Travel the road ways in Oct and Nov along the lake and you'll see cars here from Montana, Oregon, Colorado, not to mention any state east of the Mississippi. We are now a destination for Brown trout, as we have the finest big brown trout fishery in the US. While we worry about forage for Salmon, Brown trout have a diverse inshore feeding diet that grows them big and fast. And yes the harvesting of brown trout for their eggs has become a bigger target it seems every year. That includes the milking of fish, or slitting their stomachs streamside which is illegal, (and I've personally had two groups ticketed this past fall calls to CO's)...but very hard to catch and control. The one brown trout limit for the tribs has been considered since 2003. DEC creel studies are starting to show trib anglers are more interested in C&R of brown trout.

 

Steelhead: Again since 2003 Stakeholders have been asking DEC to consider a flat 25 inch size limit for Steelhead ...why? Because since 1983 when the Salmon River Hatchery started collecting data of all returning fish, Salmon and Steelhead they sized them along with other data. As of the information we have from the 2018 spring egg take of Steelhead, 98% of the adult spawning fish since 1983 till now are 25 inches and above. Hence true 3 year old's.
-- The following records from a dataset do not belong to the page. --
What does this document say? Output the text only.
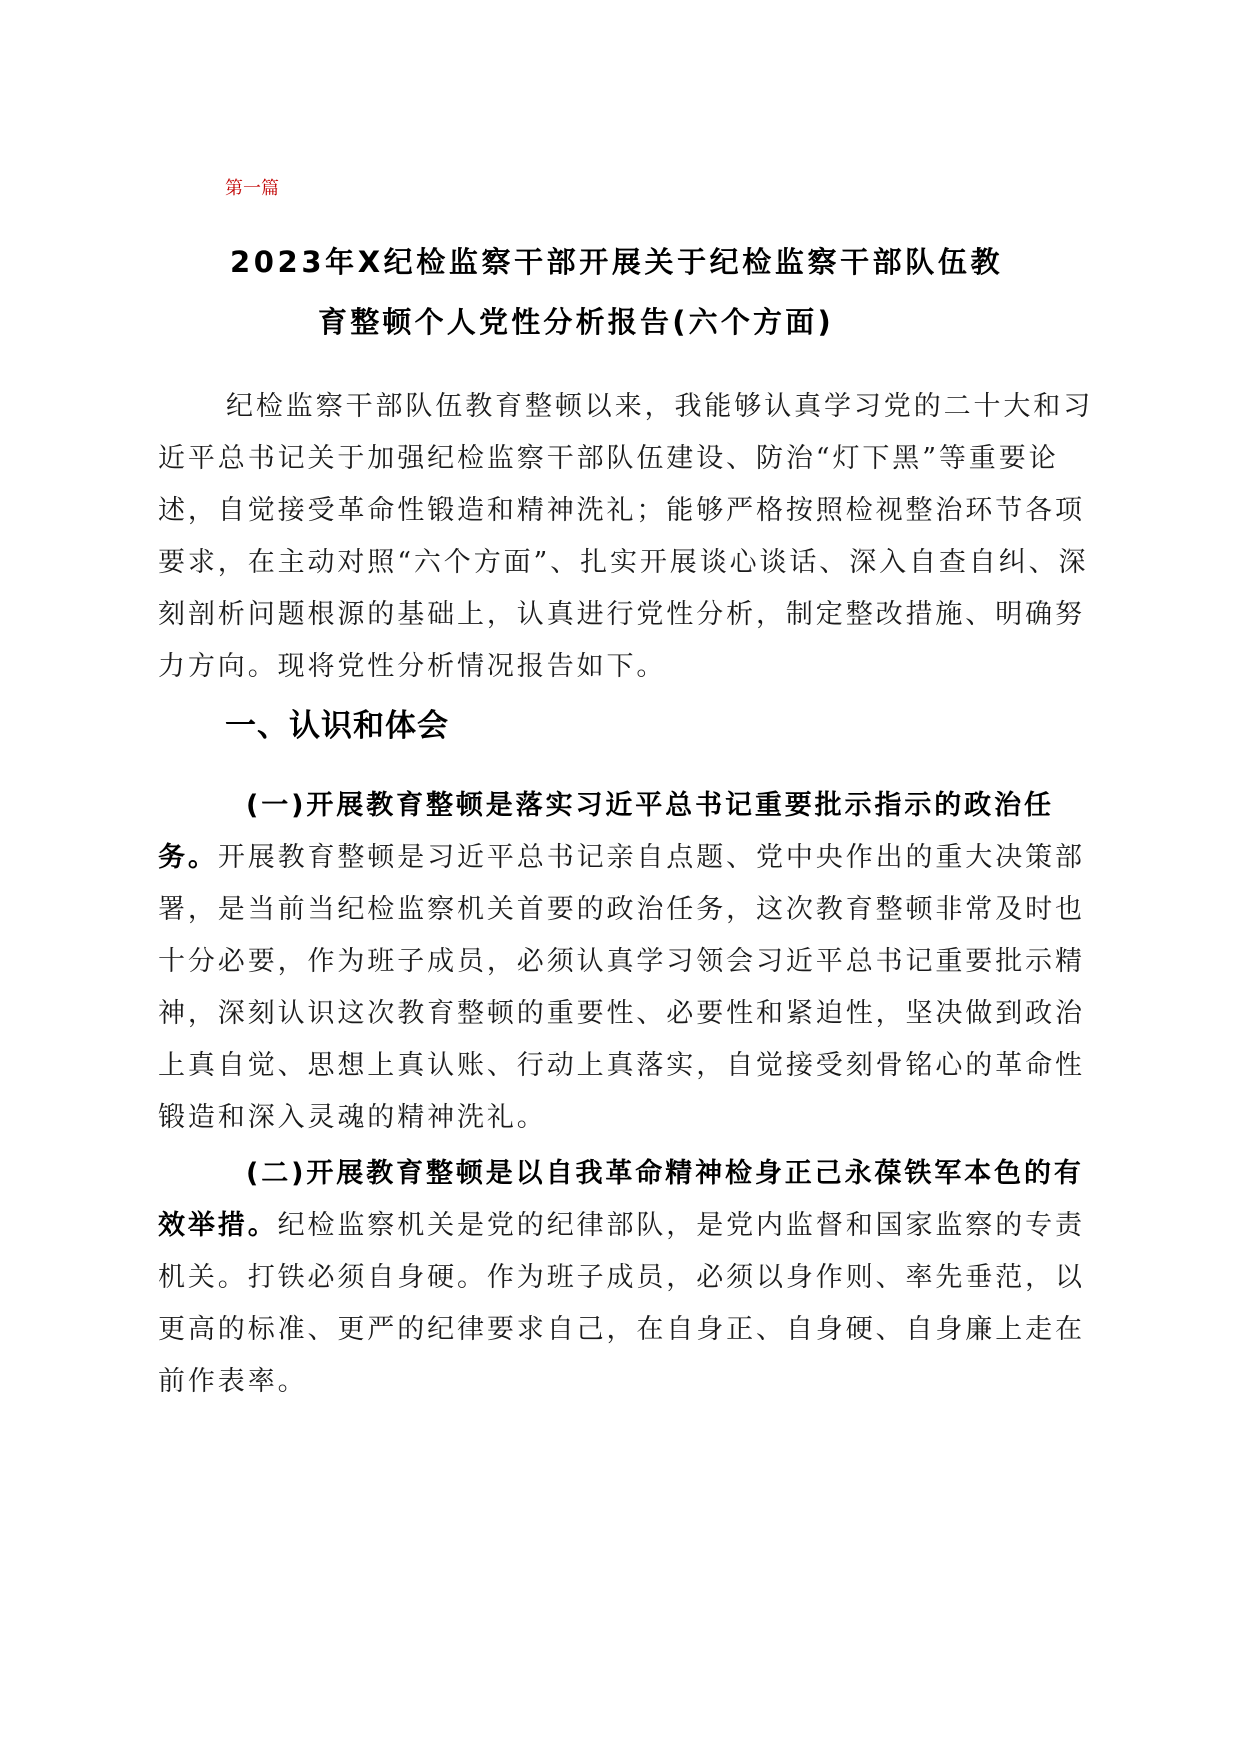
第一篇
2023年X纪检监察干部开展关于纪检监察干部队伍教
育整顿个人党性分析报告(六个方面)

纪检监察干部队伍教育整顿以来，我能够认真学习党的二十大和习近平总书记关于加强纪检监察干部队伍建设、防治“灯下黑”等重要论述，自觉接受革命性锻造和精神洗礼；能够严格按照检视整治环节各项要求，在主动对照“六个方面”、扎实开展谈心谈话、深入自查自纠、深刻剖析问题根源的基础上，认真进行党性分析，制定整改措施、明确努力方向。现将党性分析情况报告如下。

一、认识和体会

(一)开展教育整顿是落实习近平总书记重要批示指示的政治任务。开展教育整顿是习近平总书记亲自点题、党中央作出的重大决策部署，是当前当纪检监察机关首要的政治任务，这次教育整顿非常及时也十分必要，作为班子成员，必须认真学习领会习近平总书记重要批示精神，深刻认识这次教育整顿的重要性、必要性和紧迫性，坚决做到政治上真自觉、思想上真认账、行动上真落实，自觉接受刻骨铭心的革命性锻造和深入灵魂的精神洗礼。

(二)开展教育整顿是以自我革命精神检身正己永葆铁军本色的有效举措。纪检监察机关是党的纪律部队，是党内监督和国家监察的专责机关。打铁必须自身硬。作为班子成员，必须以身作则、率先垂范，以更高的标准、更严的纪律要求自己，在自身正、自身硬、自身廉上走在前作表率。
Everybody like to have plenty of fish to fish to, but the tribs stakeholders are very interested in having trophy fish as well. Look at the LOC results of late. Last falls winning Steehlead was only 14 pounds.We used to catch fish much bigger in the 1990's and early 2000's. I've caught six true 20 pound steelhead in my life time. Five of them from Lake Ontario. 

 

In 2014 due to B1 deficiency problems with steelhead which DEC and USGS determined was consumption of highly toxic (to them) poor conditioned alewives, we lost a massive amount of our adult population of steelhead. So as of the spring of 2015 we essentially were starting over to replenish the future of steelhead for the entire fishery. While hoping younger Steelhead would survive. As of this fall and now winter fishing, I believe we are seeing encouraging results. However, remember we have a very highly used winter and spring fishery and in most of the open river systems anglers only have one fish to target. Steelhead. Much of the stream migration of brown trout is way over with a combination of over harvest and the fact that the majority of the browns have returned to the lake. So unlike the lake fishery where we never have only one species to fish for, in most cases for nearly four months trib anglers have one species to target.

 

C&R. will be debated for ever. Here is one thing that can't be debated. If C&R is killing the fish in the tribs, there would be no hiding it. There would be scores of brown trout and steelhead laying right next to the tons of dead salmon who die in the tribs as well. And that just isn't the case. In 2014 when we had the massive die off of steelhead in the tribs there was no hiding it. I will admit it is much easier to handle a fish for release kneeling In a river than a boat, but I was a Charter operator for over 20 years, and have been trolling the lake from 1971 until now, and it's on you the angler to be responsible to handle a fish properly in your possession. So make sure any fish isn't banging around the desk of the boat or fingers aren't in gills etc. If properly handled these fish can survive the short time they are in 70 degree water. There IS oxygen in that water to allow them to recover. We've all experienced turning around to re-net a fish that we think is going to die, only to find the fish has vanished once we get back to where it was released. And I'm talking about any trout or salmon, not just Steelhead.

 

Finally we have to stop being divided. I'm fully aware on the challenges both professionally and as a rec angler when trying to go catch fish. At this point DEC feels the proposed regs spreads the wealth of this entire 12 month fishery to simply have the opportunity to fish to fish. In the case of the lake Steelhead creel and avg party of four can still harvest 8 fish at 21 inches and over, yet still have slots to fill out their limit with other species. This  keeps an additional 15% of the avg. harvest on the lake maybe in play for the fall, winter and spring river fishing.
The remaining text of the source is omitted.